Sedangkan Kenzie dan Ernest sama sekali tak terusik dengan kata-kata Alvian, Lykaios ataupun Lexsi. Mereka berdua lebih suka pada urusan mereka sendiri.
mendengar kata-kata Lexsi, ernest tersenyum. "Oh, lihatlah. gadismu memangilmu,"
Kenzie hanya menyipit. kata-kata yang keluar dari mulutnya cukup jelas. "Jangan lewati batasmu, E. V.! kau sangat tahu aku sudah bersabar tentang hal yang kau lakukan pada perusahaanku. Atau kau ingin kejutan dariku?"
Kata-kata itu jelas sangat berbahaya. Wajah tanpa ekspresi dan tatapan tajam yang menghujam. Hanya dengan ekspresi itu saja, seluruh orang di pesta ini tahu, bahwa keadaan di sekitar mereka tidak lah baik. Mata tajam itu jelas berkabut seakan membawa badai salju lebat. Lalu hanya dengan lirikan saja, mereka semua seakan berhenti bernapas.
Ernest tahu itu, bahwa kata-kata Kenzie tidaklah main. Ia mengangkat tangannya, membuat pelukannya di tubuh Ellina terlepas. Sudut bibirnya masih saja menampilkan senyum manis. Matanya menatap manik mata Kenzie, ia dengan senang hati menggerakkan punggung tangannya. Membuat Zacheo mendekat.
"Pastikan gedung ini tetap berdiri,"
Zacheo membeku. Alvian dan Lykaios saling bertatapan. Akhirnya, perintah perang itu turun.
"Lander, pastikan semua orang ini keluar dari sini," perintah Kenzie dingin.
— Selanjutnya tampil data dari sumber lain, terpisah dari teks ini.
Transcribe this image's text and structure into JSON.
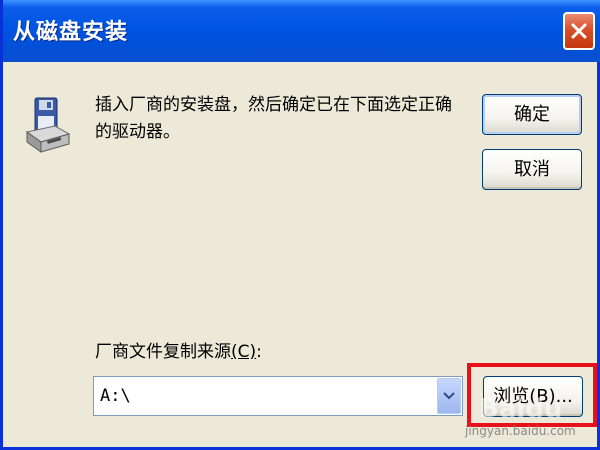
{
  "window": {
    "title": "从磁盘安装",
    "close_label": "×"
  },
  "message": {
    "text": "插入厂商的安装盘，然后确定已在下面选定正确的驱动器。"
  },
  "buttons": {
    "ok": "确定",
    "cancel": "取消",
    "browse": "浏览(B)..."
  },
  "source": {
    "label": "厂商文件复制来源",
    "accesskey_text": "(C)",
    "colon": ":",
    "value": "A:\\"
  },
  "watermark": {
    "brand": "Baidu",
    "url": "jingyan.baidu.com"
  },
  "icons": {
    "close": "close-icon",
    "drive": "floppy-drive-icon",
    "dropdown": "chevron-down-icon"
  },
  "colors": {
    "titlebar": "#0054e3",
    "window_bg": "#ece9d8",
    "close_button": "#d8512b",
    "highlight_box": "#e8101b",
    "combo_border": "#7f9db9"
  }
}
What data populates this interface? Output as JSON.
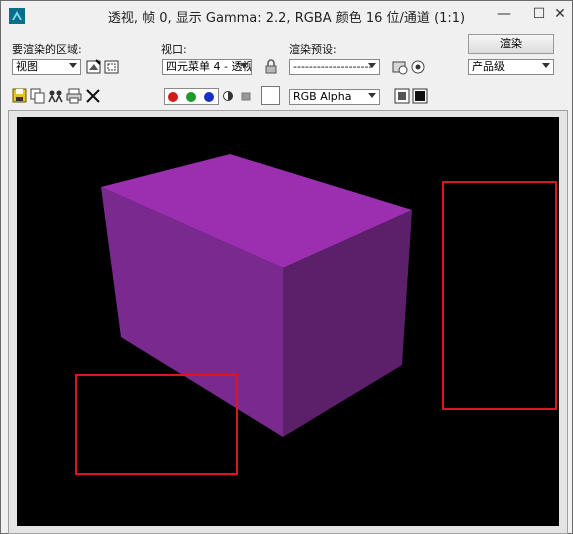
{
  "window": {
    "title": "透视, 帧 0, 显示 Gamma: 2.2, RGBA 颜色 16 位/通道 (1:1)",
    "minimize_glyph": "—",
    "maximize_glyph": "☐",
    "close_glyph": "✕"
  },
  "toolbar": {
    "area_label": "要渲染的区域:",
    "area_value": "视图",
    "viewport_label": "视口:",
    "viewport_value": "四元菜单 4 - 透视",
    "preset_label": "渲染预设:",
    "preset_value": "--------------------",
    "render_button": "渲染",
    "quality_value": "产品级",
    "channel_value": "RGB Alpha"
  },
  "colors": {
    "channel_red": "#d41b1b",
    "channel_green": "#1c9a2a",
    "channel_blue": "#1a2fc7",
    "cube_top": "#9b2fb0",
    "cube_left": "#7a2a8f",
    "cube_front": "#5c1f6a",
    "highlight_box": "#e0141e",
    "viewport_bg": "#000000"
  },
  "icons": {
    "app": "3dsmax-icon",
    "area_edit": "edit-region-icon",
    "area_auto": "auto-region-icon",
    "lock": "lock-icon",
    "preset_env": "environment-icon",
    "preset_effect": "effects-icon",
    "save": "save-icon",
    "copy": "copy-image-icon",
    "clone": "clone-frame-buffer-icon",
    "print": "print-icon",
    "clear": "clear-icon",
    "mono": "monochrome-icon",
    "swatch": "color-swatch-icon",
    "alpha_view": "alpha-display-icon",
    "display_mode": "display-mode-icon"
  }
}
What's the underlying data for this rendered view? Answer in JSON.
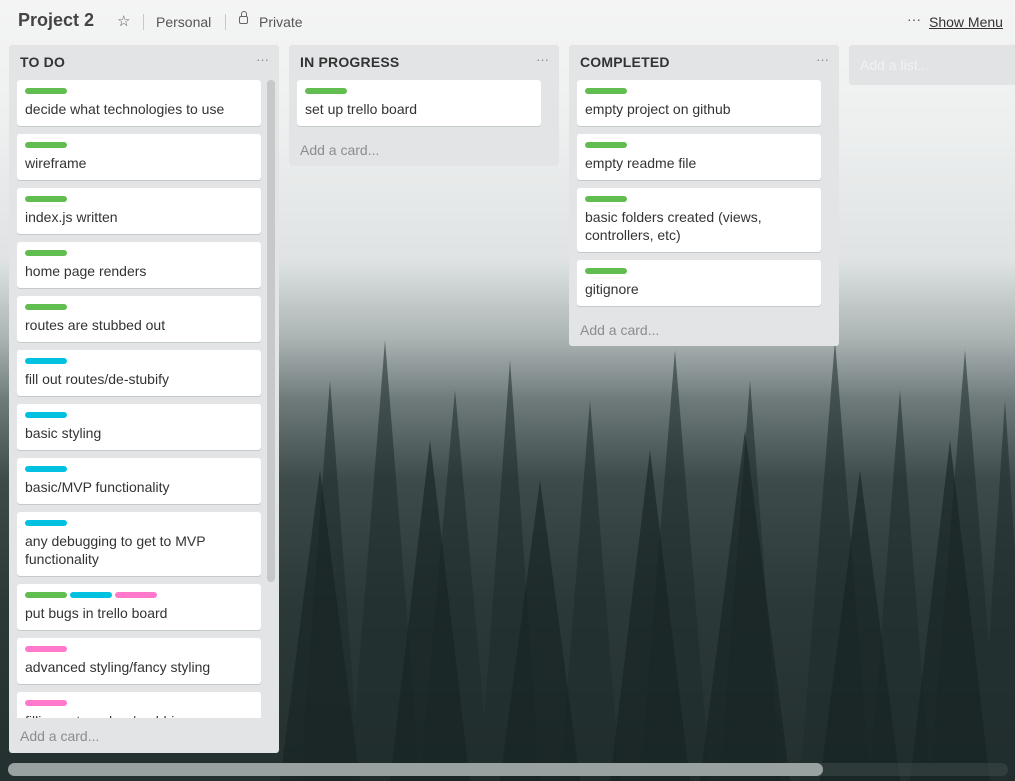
{
  "board": {
    "title": "Project 2",
    "team": "Personal",
    "visibility": "Private",
    "menu_dots": "···",
    "show_menu": "Show Menu"
  },
  "colors": {
    "green": "#61bd4f",
    "blue": "#00c2e0",
    "pink": "#ff78cb"
  },
  "icons": {
    "star": "star-icon",
    "lock": "lock-icon",
    "list_menu": "more-icon"
  },
  "lists": [
    {
      "title": "TO DO",
      "menu": "···",
      "add_card": "Add a card...",
      "cards": [
        {
          "labels": [
            "green"
          ],
          "text": "decide what technologies to use"
        },
        {
          "labels": [
            "green"
          ],
          "text": "wireframe"
        },
        {
          "labels": [
            "green"
          ],
          "text": "index.js written"
        },
        {
          "labels": [
            "green"
          ],
          "text": "home page renders"
        },
        {
          "labels": [
            "green"
          ],
          "text": "routes are stubbed out"
        },
        {
          "labels": [
            "blue"
          ],
          "text": "fill out routes/de-stubify"
        },
        {
          "labels": [
            "blue"
          ],
          "text": "basic styling"
        },
        {
          "labels": [
            "blue"
          ],
          "text": "basic/MVP functionality"
        },
        {
          "labels": [
            "blue"
          ],
          "text": "any debugging to get to MVP functionality"
        },
        {
          "labels": [
            "green",
            "blue",
            "pink"
          ],
          "text": "put bugs in trello board"
        },
        {
          "labels": [
            "pink"
          ],
          "text": "advanced styling/fancy styling"
        },
        {
          "labels": [
            "pink"
          ],
          "text": "filling out readme/grabbing"
        }
      ]
    },
    {
      "title": "IN PROGRESS",
      "menu": "···",
      "add_card": "Add a card...",
      "cards": [
        {
          "labels": [
            "green"
          ],
          "text": "set up trello board"
        }
      ]
    },
    {
      "title": "COMPLETED",
      "menu": "···",
      "add_card": "Add a card...",
      "cards": [
        {
          "labels": [
            "green"
          ],
          "text": "empty project on github"
        },
        {
          "labels": [
            "green"
          ],
          "text": "empty readme file"
        },
        {
          "labels": [
            "green"
          ],
          "text": "basic folders created (views, controllers, etc)"
        },
        {
          "labels": [
            "green"
          ],
          "text": "gitignore"
        }
      ]
    }
  ],
  "add_list": "Add a list..."
}
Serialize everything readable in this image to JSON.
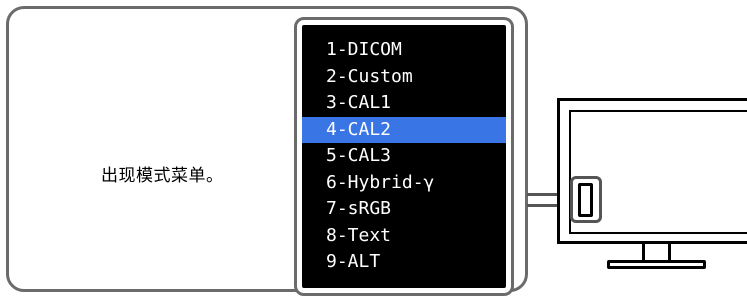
{
  "caption": "出现模式菜单。",
  "menu": {
    "items": [
      {
        "label": "1-DICOM",
        "selected": false
      },
      {
        "label": "2-Custom",
        "selected": false
      },
      {
        "label": "3-CAL1",
        "selected": false
      },
      {
        "label": "4-CAL2",
        "selected": true
      },
      {
        "label": "5-CAL3",
        "selected": false
      },
      {
        "label": "6-Hybrid-γ",
        "selected": false
      },
      {
        "label": "7-sRGB",
        "selected": false
      },
      {
        "label": "8-Text",
        "selected": false
      },
      {
        "label": "9-ALT",
        "selected": false
      }
    ]
  },
  "colors": {
    "menu_background": "#000000",
    "menu_text": "#ffffff",
    "selected_background": "#3a75e6",
    "frame_border": "#6b6b6b"
  }
}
Lander hanya mengetik beberapa kata di Nettbooknya namun hal yang datang sungguh mencengangkan. Beberapa puluh polisi kemiliteran datang, mengamankan semua orang. Mereka semua telah di pulangkan ke rumah masing-masing dengan aman. Tentu dengan semua rasa penasaran yang akan terjadi pada perang malam ini.
Kini, di dalam pesta ini, hanya ada Lykaios, Alvian, Aldric, Vania, Lexsi, Raven, dan Azzura. Sedangkan Ellina, entah sejak kapan telah berdiri kembali di sisi Kenzie. Tangannya jelas tak dapat bergerak karena di genggam erat oleh Kenzie. Melihat itu, Ernest hanya tersenyum.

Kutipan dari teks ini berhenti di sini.